01 abril 2008

Enxaqueca


Acontece-me com frequência. Não sei por que sim, nem por que não. Mas calculo. Em certas alturas do mês, então, é sagrado. Ouço-a chegar com os seus chinelos de trazer por casa. Primeiro, mal se faz ouvir. Depois, bem, depois parece um coro de vendedeiras histéricas, a falar tudo ao mesmo tempo, a ver quem consegue dar a volta ao freguês. O freguês é a minha cabeça, que começa a latir e a chiar, qual velha oficina de latoeiro.

Podia enfiar-me no supermercado ou numa loja. Podia ir a um bom restaurante. Ou ficar em casa a dormir. Podia. Mas o problema é precisamente esse. Não posso. Nem devo. E aqui é que está o busílis (senão a bílis) da questão. Pois é nestas alturas que apetece mais.

Antigamente não era assim. Verdade verdadinha. Mas algum dia tinha que ser. E lá chegou o malfadado. Ao princípio, confesso, sabia bem. E se não era muito, tinha pelo menos a vantagem de sobrar. Porque nesse tempo ainda não era proprietário. A pouco e pouco, por causa da mania de dar ouvidos aos outros, deixei-me convencer e lá fui todo contente atrás do anúncio que prometia facilidades. O sorriso, a voz doce, tudo parecia de acordo. Num ou noutro momento, fosse pela alteração do tom de voz, fosse pelo olhar um pouco distante, estive vai que não vai para desistir. Mas não só não o fiz, como até me senti importante ao assinar aqueles papéis todos. E assim me endividei para a vida toda.

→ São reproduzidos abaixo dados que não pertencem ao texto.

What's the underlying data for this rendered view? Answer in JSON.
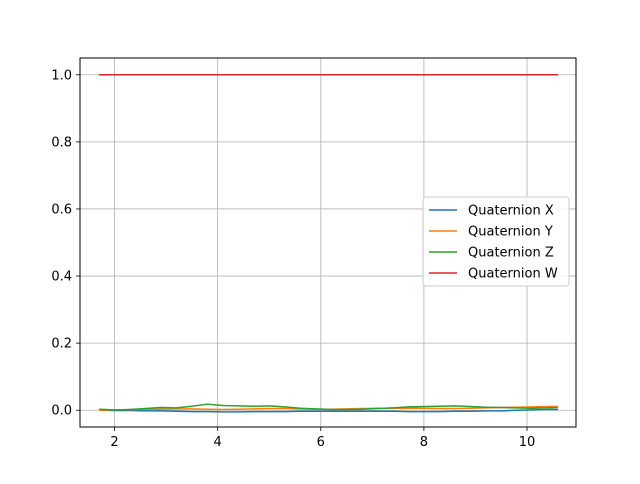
{
  "chart_data": {
    "type": "line",
    "title": "",
    "xlabel": "",
    "ylabel": "",
    "xlim": [
      1.33,
      10.95
    ],
    "ylim": [
      -0.05,
      1.05
    ],
    "x_ticks": [
      2,
      4,
      6,
      8,
      10
    ],
    "x_tick_labels": [
      "2",
      "4",
      "6",
      "8",
      "10"
    ],
    "y_ticks": [
      0.0,
      0.2,
      0.4,
      0.6,
      0.8,
      1.0
    ],
    "y_tick_labels": [
      "0.0",
      "0.2",
      "0.4",
      "0.6",
      "0.8",
      "1.0"
    ],
    "grid": true,
    "legend_position": "center-right",
    "x": [
      1.7,
      2.0,
      2.3,
      2.6,
      2.9,
      3.2,
      3.5,
      3.8,
      4.1,
      4.4,
      4.7,
      5.0,
      5.3,
      5.6,
      5.9,
      6.2,
      6.5,
      6.8,
      7.1,
      7.4,
      7.7,
      8.0,
      8.3,
      8.6,
      8.9,
      9.2,
      9.5,
      9.8,
      10.1,
      10.4,
      10.6
    ],
    "series": [
      {
        "name": "Quaternion X",
        "color": "#1f77b4",
        "values": [
          0.0,
          -0.001,
          -0.001,
          -0.002,
          -0.002,
          -0.003,
          -0.004,
          -0.004,
          -0.005,
          -0.005,
          -0.004,
          -0.004,
          -0.004,
          -0.003,
          -0.003,
          -0.003,
          -0.003,
          -0.003,
          -0.003,
          -0.003,
          -0.004,
          -0.004,
          -0.004,
          -0.003,
          -0.003,
          -0.002,
          -0.002,
          0.0,
          0.001,
          0.002,
          0.002
        ]
      },
      {
        "name": "Quaternion Y",
        "color": "#ff7f0e",
        "values": [
          0.0,
          0.001,
          0.002,
          0.003,
          0.003,
          0.004,
          0.004,
          0.003,
          0.002,
          0.003,
          0.004,
          0.005,
          0.005,
          0.004,
          0.003,
          0.003,
          0.004,
          0.005,
          0.006,
          0.006,
          0.006,
          0.006,
          0.005,
          0.005,
          0.006,
          0.007,
          0.008,
          0.009,
          0.01,
          0.011,
          0.011
        ]
      },
      {
        "name": "Quaternion Z",
        "color": "#2ca02c",
        "values": [
          0.003,
          0.001,
          0.002,
          0.005,
          0.008,
          0.007,
          0.012,
          0.018,
          0.014,
          0.013,
          0.012,
          0.013,
          0.01,
          0.006,
          0.004,
          0.002,
          0.002,
          0.003,
          0.005,
          0.007,
          0.01,
          0.011,
          0.012,
          0.013,
          0.011,
          0.009,
          0.008,
          0.007,
          0.006,
          0.007,
          0.008
        ]
      },
      {
        "name": "Quaternion W",
        "color": "#d62728",
        "values": [
          1.0,
          1.0,
          1.0,
          1.0,
          1.0,
          1.0,
          1.0,
          1.0,
          1.0,
          1.0,
          1.0,
          1.0,
          1.0,
          1.0,
          1.0,
          1.0,
          1.0,
          1.0,
          1.0,
          1.0,
          1.0,
          1.0,
          1.0,
          1.0,
          1.0,
          1.0,
          1.0,
          1.0,
          1.0,
          1.0,
          1.0
        ]
      }
    ]
  }
}
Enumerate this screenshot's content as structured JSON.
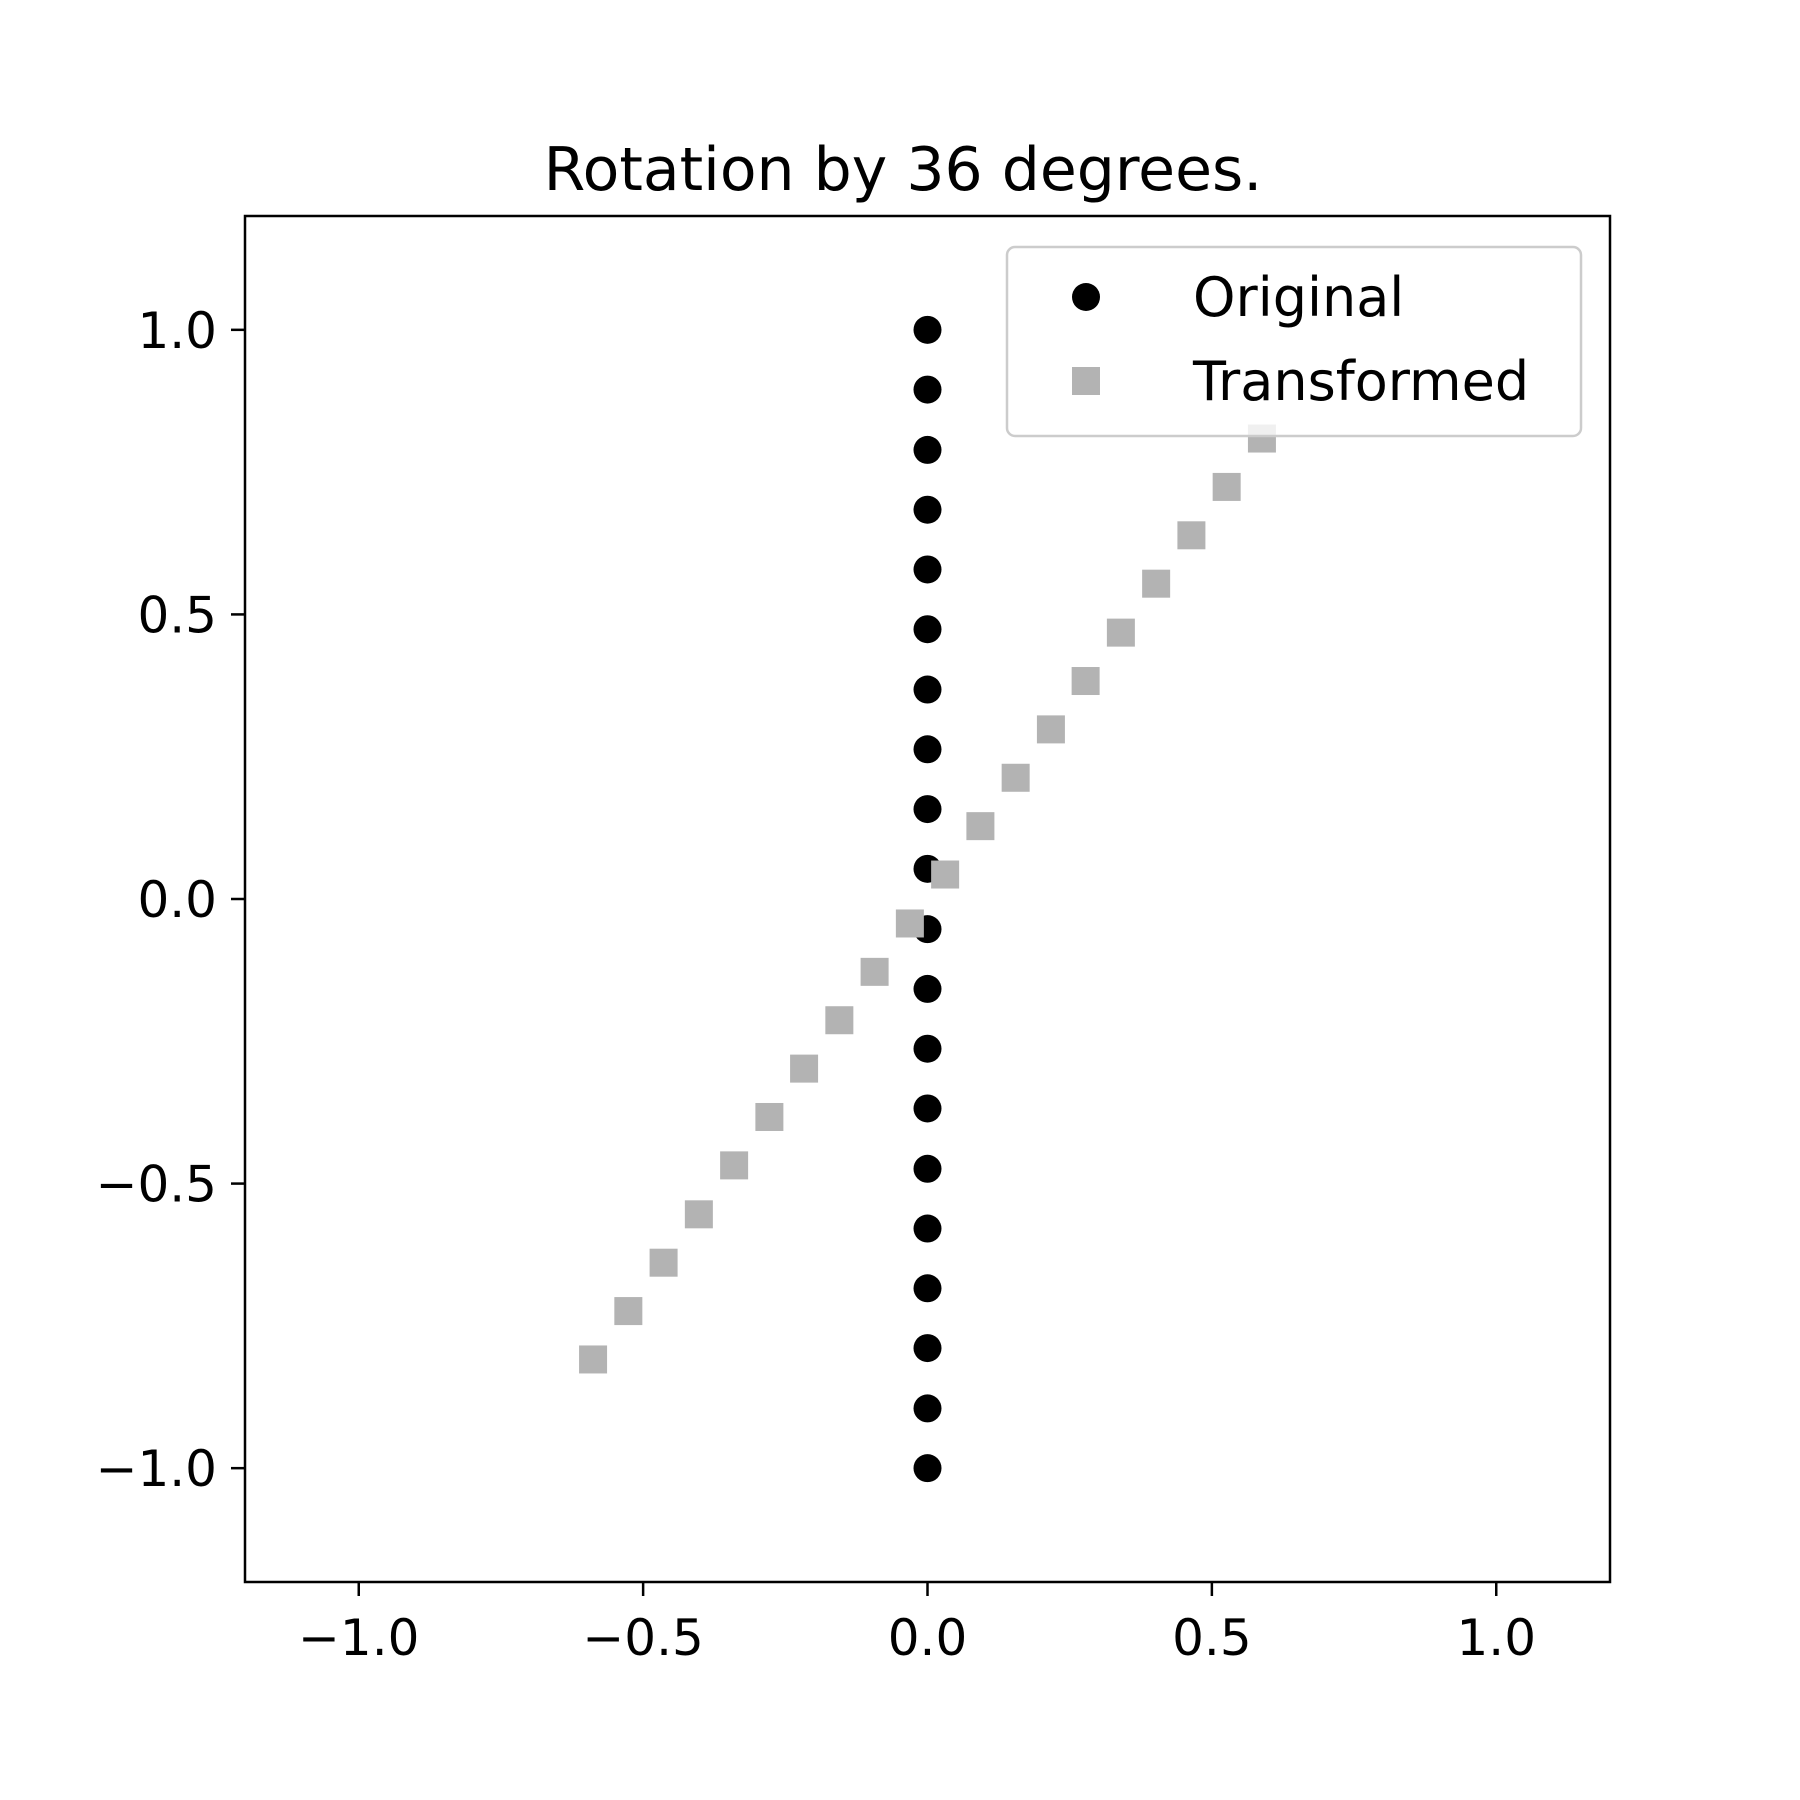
{
  "chart_data": {
    "type": "scatter",
    "title": "Rotation by 36 degrees.",
    "xlabel": "",
    "ylabel": "",
    "xlim": [
      -1.2,
      1.2
    ],
    "ylim": [
      -1.2,
      1.2
    ],
    "xticks": [
      -1.0,
      -0.5,
      0.0,
      0.5,
      1.0
    ],
    "yticks": [
      -1.0,
      -0.5,
      0.0,
      0.5,
      1.0
    ],
    "xtick_labels": [
      "−1.0",
      "−0.5",
      "0.0",
      "0.5",
      "1.0"
    ],
    "ytick_labels": [
      "−1.0",
      "−0.5",
      "0.0",
      "0.5",
      "1.0"
    ],
    "grid": false,
    "legend": {
      "placement": "top-right"
    },
    "series": [
      {
        "name": "Original",
        "marker": "circle",
        "color": "#000000",
        "x": [
          0,
          0,
          0,
          0,
          0,
          0,
          0,
          0,
          0,
          0,
          0,
          0,
          0,
          0,
          0,
          0,
          0,
          0,
          0,
          0
        ],
        "y": [
          -1.0,
          -0.895,
          -0.789,
          -0.684,
          -0.579,
          -0.474,
          -0.368,
          -0.263,
          -0.158,
          -0.053,
          0.053,
          0.158,
          0.263,
          0.368,
          0.474,
          0.579,
          0.684,
          0.789,
          0.895,
          1.0
        ]
      },
      {
        "name": "Transformed",
        "marker": "square",
        "color": "#b3b3b3",
        "x": [
          -0.588,
          -0.526,
          -0.464,
          -0.402,
          -0.34,
          -0.278,
          -0.217,
          -0.155,
          -0.093,
          -0.031,
          0.031,
          0.093,
          0.155,
          0.217,
          0.278,
          0.34,
          0.402,
          0.464,
          0.526,
          0.588
        ],
        "y": [
          -0.809,
          -0.724,
          -0.639,
          -0.554,
          -0.468,
          -0.383,
          -0.298,
          -0.213,
          -0.128,
          -0.043,
          0.043,
          0.128,
          0.213,
          0.298,
          0.383,
          0.468,
          0.554,
          0.639,
          0.724,
          0.809
        ]
      }
    ]
  }
}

A constituição diz que temos direito a habitação, mas não especifica os termos. Não diz que a banca é que é dona do imobiliário. A minha casa custa-me os olhos da cara. E enxaquecas. A enxaqueca é isso, não é, uma gula, um pecado? Se ao menos fosse filho de um banqueiro… mas não sou. Pago os meus impostos, pago-os quando compro qualquer coisa (tenho que comer, que pagar água, luz, telefone, net, tv cabo, etc.) e a malfadada prestação cada vez mais alta. Como a enxaqueca, cada vez mais forte.